When his own officers asked why teach China and risk being outdone, Lee answered: “This is a chance for us to get a foot in China at a time when they don’t know how to do it. They’ve got so many bright fellows… you can’t prevent them from coming to Singapore with a camcorder. So, we might as well do this for them.”
More joint projects followed: the Tianjin Eco-city in 2007, the Guangzhou Knowledge City, the Chengdu High-Tech Park. Each one connected Singapore and China at multiple levels of government.
The Singapore Model: Why China Cared
So why did Chinese leaders keep coming back to Singapore for ideas? Singapore proved you could have a prosperous, well-governed society without Western-style liberal democracy. One-party rule, free markets, rule of law, low corruption. That’s exactly what China’s Communist Party wanted to believe was possible.
Lee argued that Asian countries didn’t need to copy the Western model. He blended Confucian values like collectivism and family with Western concepts like rule of law and transparency. This “soft authoritarianism” resonated deeply with Chinese leaders.
When Lee died in 2015, People’s Daily highlighted four of his legacies China was following: social stability, smooth political transitions, clean government, and rule of law. Xi Jinping’s anti-corruption campaign was basically Lee’s “netting big fish” approach at Chinese scale.
Bridge Builder: Between China and Taiwan, Between East and West
Lee played a quiet but important role in cross-strait relations. He helped arrange the 1993 Wang-Koo Summit in Singapore, the first high-level dialogue between mainland China and Taiwan. Singapore recognized “One China” but maintained practical ties with Taiwan, including military training there for nearly 30 years. Lee’s advice was simple: economic integration, not force, would bring the two sides closer.

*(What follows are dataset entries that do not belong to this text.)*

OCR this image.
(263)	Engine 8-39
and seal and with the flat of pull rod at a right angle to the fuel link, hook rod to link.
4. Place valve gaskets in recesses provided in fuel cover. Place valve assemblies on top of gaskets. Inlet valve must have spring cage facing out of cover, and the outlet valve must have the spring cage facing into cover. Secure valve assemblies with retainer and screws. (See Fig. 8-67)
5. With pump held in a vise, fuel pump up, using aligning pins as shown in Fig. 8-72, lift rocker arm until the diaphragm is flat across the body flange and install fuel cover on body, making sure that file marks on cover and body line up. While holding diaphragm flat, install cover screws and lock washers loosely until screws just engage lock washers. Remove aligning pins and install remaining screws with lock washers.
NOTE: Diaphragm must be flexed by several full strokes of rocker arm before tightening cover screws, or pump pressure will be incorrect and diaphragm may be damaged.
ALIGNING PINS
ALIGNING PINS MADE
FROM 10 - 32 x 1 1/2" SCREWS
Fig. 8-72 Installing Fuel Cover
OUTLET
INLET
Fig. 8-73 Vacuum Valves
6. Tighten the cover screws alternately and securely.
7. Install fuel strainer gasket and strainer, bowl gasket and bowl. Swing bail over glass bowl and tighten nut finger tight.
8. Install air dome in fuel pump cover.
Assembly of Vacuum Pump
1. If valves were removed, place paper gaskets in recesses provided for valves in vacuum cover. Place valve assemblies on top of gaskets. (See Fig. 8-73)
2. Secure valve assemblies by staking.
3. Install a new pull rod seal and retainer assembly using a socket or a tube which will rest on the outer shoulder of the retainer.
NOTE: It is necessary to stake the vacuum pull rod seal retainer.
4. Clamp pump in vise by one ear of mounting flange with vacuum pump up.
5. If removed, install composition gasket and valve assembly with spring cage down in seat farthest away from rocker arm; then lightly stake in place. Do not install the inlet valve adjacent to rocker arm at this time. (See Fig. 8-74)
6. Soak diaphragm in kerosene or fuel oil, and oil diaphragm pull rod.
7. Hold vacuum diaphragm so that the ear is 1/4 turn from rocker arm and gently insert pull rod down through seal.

He also served as interpreter between China and the West. When Jiang Zemin held his hand at dinner and asked, “Tell me, what does the West really think of us?”, Lee answered: “Really, they’re fearful of you once you get your act going.” At the same time, he told Western leaders that China’s growth was real and trying to contain it was a mistake.
Former German Chancellor Helmut Schmidt said Lee inspired him to visit China over a dozen times. Harvard’s Graham Allison wrote that no one outside the US had greater influence on American policy toward a rising China than Lee.
Singapore’s bilingual policy helped too. When Hu Jintao sat next to PM Lee Hsien Loong at an APEC dinner and they spoke Mandarin, it created a connection that English-only diplomacy simply couldn’t.
So What’s Next?
The chapter ends with a question. Xi Jinping told Lee in 2008: “We will need you for a long time… We get more from you than from America.” But China is growing fast and learning from everyone now. Will Singapore stay relevant?
The authors think yes, as long as Singapore keeps doing what Lee did: blending Western practice with Asian values, staying useful as a gateway between China and the world. Lee’s personal touch is gone, but the institutional connections, the joint projects, and the trust he built remain.
Lee described Xi as someone with “iron in his soul,” comparing him to Nelson Mandela. Whether that comparison ages well is another question entirely. But the relationship Lee built between Singapore and China? That has held up remarkably well.